Time-harmonic solutions for Maxwell's equations in anisotropic media and Bochner-Riesz estimates with negative index for non-elliptic surfaces

TL;DR

This paper develops Fourier restriction-extension estimates for anisotropic media to solve Maxwell's equations and introduces new Bochner-Riesz estimates for non-elliptic surfaces, advancing understanding of wave propagation in complex materials.

Contribution

It provides novel Bochner-Riesz estimates with negative index for non-elliptic surfaces, enabling solutions to Maxwell's equations in anisotropic media with complex wave surfaces.

Findings

Established Fourier restriction-extension estimates for various types of wave surfaces.

Derived new Bochner-Riesz estimates for non-elliptic surfaces.

Applied these estimates to solve Maxwell's equations in anisotropic media.

Abstract

We solve time-harmonic Maxwell's equations in anisotropic, spatially homogeneous media in intersections of $L^p$-spaces.
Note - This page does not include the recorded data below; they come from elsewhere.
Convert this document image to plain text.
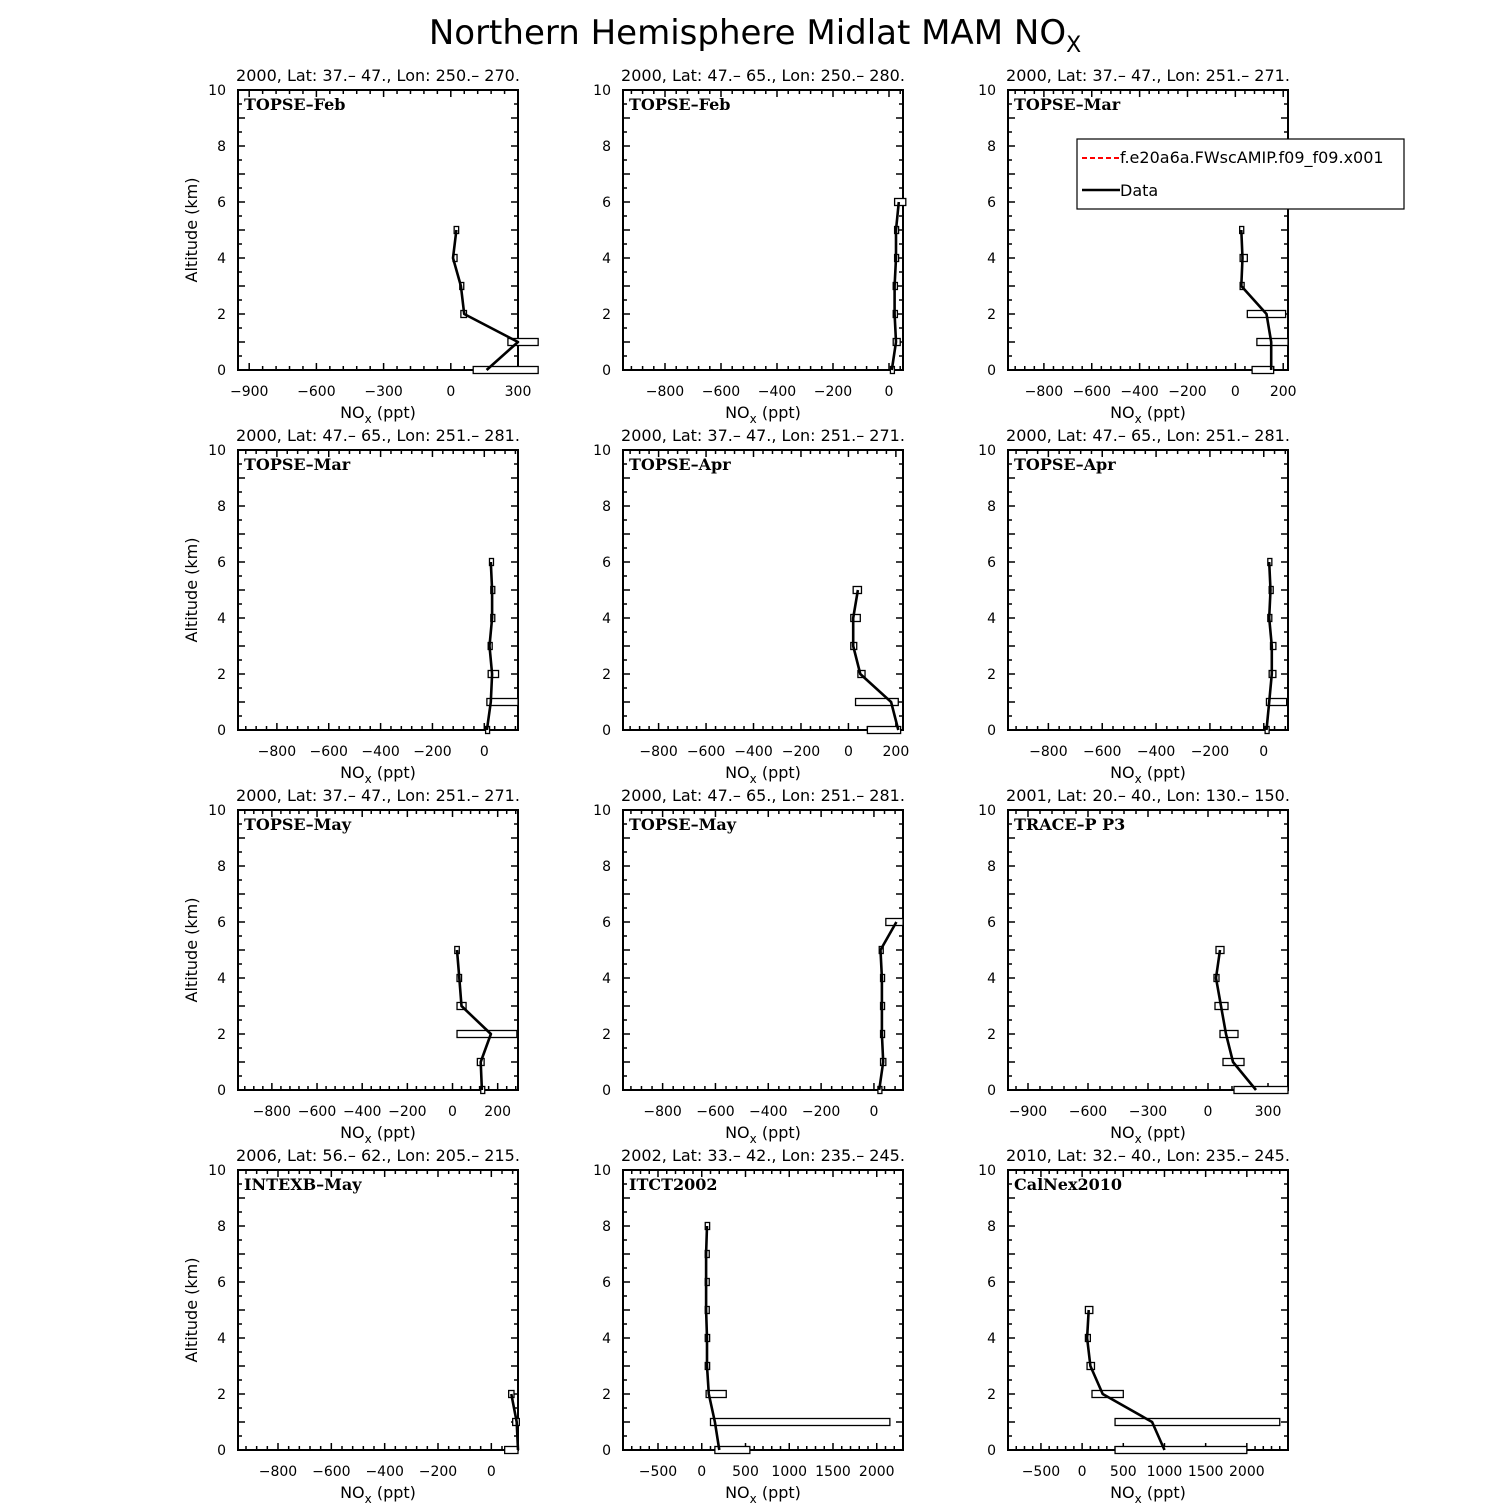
Northern Hemisphere Midlat MAM $NO_X$
2000, Lat: 37.– 47., Lon: 250.– 270.
0
2
4
6
8
10
−900 −600 −300	0	300
$NO_x$ (ppt)
Altitude (km)
TOPSE–Feb
2000, Lat: 47.– 65., Lon: 250.– 280.
0
2
4
6
8
10
−800 −600 −400 −200 0
$NO_x$ (ppt)
TOPSE–Feb
2000, Lat: 37.– 47., Lon: 251.– 271.
0
2
4
6
8
10
−800 −600 −400 −200 0 200
$NO_x$ (ppt)
TOPSE–Mar
f.e20a6a.FWscAMIP.f09_f09.x001
Data
2000, Lat: 47.– 65., Lon: 251.– 281.
0
2
4
6
8
10
−800 −600 −400 −200 0
$NO_x$ (ppt)
Altitude (km)
TOPSE–Mar
2000, Lat: 37.– 47., Lon: 251.– 271.
0
2
4
6
8
10
−800 −600 −400 −200 0 200
$NO_x$ (ppt)
TOPSE–Apr
2000, Lat: 47.– 65., Lon: 251.– 281.
0
2
4
6
8
10
−800 −600 −400 −200 0
$NO_x$ (ppt)
TOPSE–Apr
2000, Lat: 37.– 47., Lon: 251.– 271.
0
2
4
6
8
10
−800 −600 −400 −200 0 200
$NO_x$ (ppt)
Altitude (km)
TOPSE–May
2000, Lat: 47.– 65., Lon: 251.– 281.
0
2
4
6
8
10
−800 −600 −400 −200 0
$NO_x$ (ppt)
TOPSE–May
2001, Lat: 20.– 40., Lon: 130.– 150.
0
2
4
6
8
10
−900 −600 −300	0	300
$NO_x$ (ppt)
TRACE–P P3
2006, Lat: 56.– 62., Lon: 205.– 215.
0
2
4
6
8
10
−800 −600 −400 −200 0
$NO_x$ (ppt)
Altitude (km)
INTEXB–May
2002, Lat: 33.– 42., Lon: 235.– 245.
0
2
4
6
8
10
−500 0 500 1000 1500 2000
$NO_x$ (ppt)
ITCT2002
2010, Lat: 32.– 40., Lon: 235.– 245.
0
2
4
6
8
10
−500 0 500 1000 1500 2000
$NO_x$ (ppt)
CalNex2010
The material laws are time-independent. The analysis requires Fourier restriction-extension estimates for perturbations of Fresnel's wave surface. This surface can be decomposed into finitely many components of the following three types: smooth surfaces with non-vanishing Gaussian curvature, smooth surfaces with Gaussian curvature vanishing along one-dimensional submanifolds, but without flat points, and surfaces with conical singularities. Our estimates are based on new Bochner-Riesz estimates with negative index for non-elliptic surfaces.